A voice on a mobile phone guides you towards Moore Street, to where the rebels fled after escaping the GPO, and the carnage becomes vivid with descriptions of the flames and debris, the wounded and dead: “You can’t see them, but they’re there.”

Folding such uneasy remnants of the past into an oblivious present requires a sophisticated manoeuvre, here vividly achieved, while deftly availing of contemporary ironies. That scrawny kid was Sean McLoughlin (a superbly wired Craig Connolly), who, as it says on his T-shirt, is the Commandant General of the Irish Republic. When we meet him again, on the point of surrender, it is over prawn crackers in an Asian buffet, the current occupants of one of the rebels’ headquarters on the street.

Without labouring the point, Sunder traces that fault line between history and oblivion. In the eye of the storm, staring at defeat, the rebels have no idea how they will be remembered. It also traces a legacy of violence affecting civilians, stretching from Moore Street families shredded by bullets to the detonations of terrorism decades later.

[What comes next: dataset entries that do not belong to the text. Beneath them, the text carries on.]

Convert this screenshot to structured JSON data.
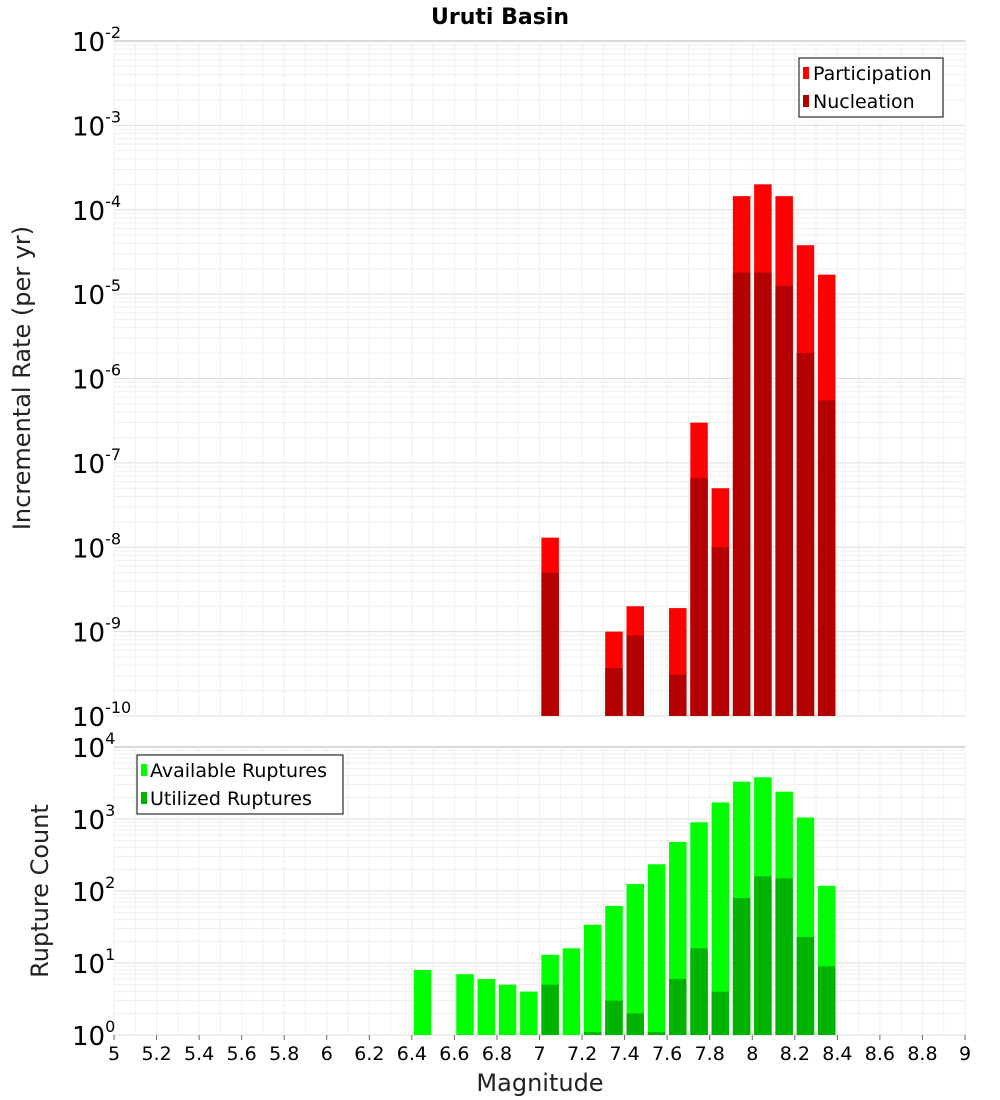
{
  "figure_title": "Uruti Basin",
  "chart_data": [
    {
      "type": "bar",
      "ylabel": "Incremental Rate (per yr)",
      "yscale": "log",
      "ylim": [
        1e-10,
        0.01
      ],
      "xlim": [
        5,
        9
      ],
      "grid": true,
      "legend_placement": "top-right",
      "y_tick_labels": [
        {
          "base": "10",
          "exp": "-10"
        },
        {
          "base": "10",
          "exp": "-9"
        },
        {
          "base": "10",
          "exp": "-8"
        },
        {
          "base": "10",
          "exp": "-7"
        },
        {
          "base": "10",
          "exp": "-6"
        },
        {
          "base": "10",
          "exp": "-5"
        },
        {
          "base": "10",
          "exp": "-4"
        },
        {
          "base": "10",
          "exp": "-3"
        },
        {
          "base": "10",
          "exp": "-2"
        }
      ],
      "series": [
        {
          "name": "Participation",
          "color": "#ff0000",
          "points": [
            [
              7.05,
              1.3e-08
            ],
            [
              7.35,
              1e-09
            ],
            [
              7.45,
              2e-09
            ],
            [
              7.65,
              1.9e-09
            ],
            [
              7.75,
              3e-07
            ],
            [
              7.85,
              5e-08
            ],
            [
              7.95,
              0.000145
            ],
            [
              8.05,
              0.0002
            ],
            [
              8.15,
              0.000145
            ],
            [
              8.25,
              3.8e-05
            ],
            [
              8.35,
              1.7e-05
            ]
          ]
        },
        {
          "name": "Nucleation",
          "color": "#b30000",
          "points": [
            [
              7.05,
              5e-09
            ],
            [
              7.35,
              3.7e-10
            ],
            [
              7.45,
              9e-10
            ],
            [
              7.65,
              3.1e-10
            ],
            [
              7.75,
              6.6e-08
            ],
            [
              7.85,
              1e-08
            ],
            [
              7.95,
              1.8e-05
            ],
            [
              8.05,
              1.8e-05
            ],
            [
              8.15,
              1.25e-05
            ],
            [
              8.25,
              2e-06
            ],
            [
              8.35,
              5.5e-07
            ]
          ]
        }
      ]
    },
    {
      "type": "bar",
      "xlabel": "Magnitude",
      "ylabel": "Rupture Count",
      "yscale": "log",
      "ylim": [
        1,
        10000
      ],
      "xlim": [
        5,
        9
      ],
      "grid": true,
      "legend_placement": "top-left",
      "x_tick_labels": [
        "5",
        "5.2",
        "5.4",
        "5.6",
        "5.8",
        "6",
        "6.2",
        "6.4",
        "6.6",
        "6.8",
        "7",
        "7.2",
        "7.4",
        "7.6",
        "7.8",
        "8",
        "8.2",
        "8.4",
        "8.6",
        "8.8",
        "9"
      ],
      "y_tick_labels": [
        {
          "base": "10",
          "exp": "0"
        },
        {
          "base": "10",
          "exp": "1"
        },
        {
          "base": "10",
          "exp": "2"
        },
        {
          "base": "10",
          "exp": "3"
        },
        {
          "base": "10",
          "exp": "4"
        }
      ],
      "series": [
        {
          "name": "Available Ruptures",
          "color": "#00ff00",
          "points": [
            [
              6.45,
              8
            ],
            [
              6.65,
              7
            ],
            [
              6.75,
              6
            ],
            [
              6.85,
              5
            ],
            [
              6.95,
              4
            ],
            [
              7.05,
              13
            ],
            [
              7.15,
              16
            ],
            [
              7.25,
              34
            ],
            [
              7.35,
              62
            ],
            [
              7.45,
              125
            ],
            [
              7.55,
              235
            ],
            [
              7.65,
              480
            ],
            [
              7.75,
              900
            ],
            [
              7.85,
              1700
            ],
            [
              7.95,
              3300
            ],
            [
              8.05,
              3800
            ],
            [
              8.15,
              2400
            ],
            [
              8.25,
              1050
            ],
            [
              8.35,
              118
            ]
          ]
        },
        {
          "name": "Utilized Ruptures",
          "color": "#00b300",
          "points": [
            [
              7.05,
              5
            ],
            [
              7.25,
              1.1
            ],
            [
              7.35,
              3
            ],
            [
              7.45,
              2
            ],
            [
              7.55,
              1.1
            ],
            [
              7.65,
              6
            ],
            [
              7.75,
              16
            ],
            [
              7.85,
              4
            ],
            [
              7.95,
              80
            ],
            [
              8.05,
              160
            ],
            [
              8.15,
              150
            ],
            [
              8.25,
              23
            ],
            [
              8.35,
              9
            ]
          ]
        }
      ]
    }
  ]
}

Some of this is conveyed at unsettlingly close quarters by Alexandra Conlon, in a Moore Street building given a darkly surreal transformation by Owen Boss’s installations, Ciaran Bagnall’s lights and Carl Kennedy’s sound design. Here we get eye-to-eye confessions from Dubliners caught up in the chaos, hear desperate prayers so intimate you can feel the breath of the past fresh on your face.

It is an immediate piece, rather than a reflective one, conspiring to create again a sense of unrest and uncertainty, where participants know nothing will be the same again but that anything can happen. In Anu’s artful weaving together of then and now, it is hard to be certain of anything and the idea of the nation is still unfinished business.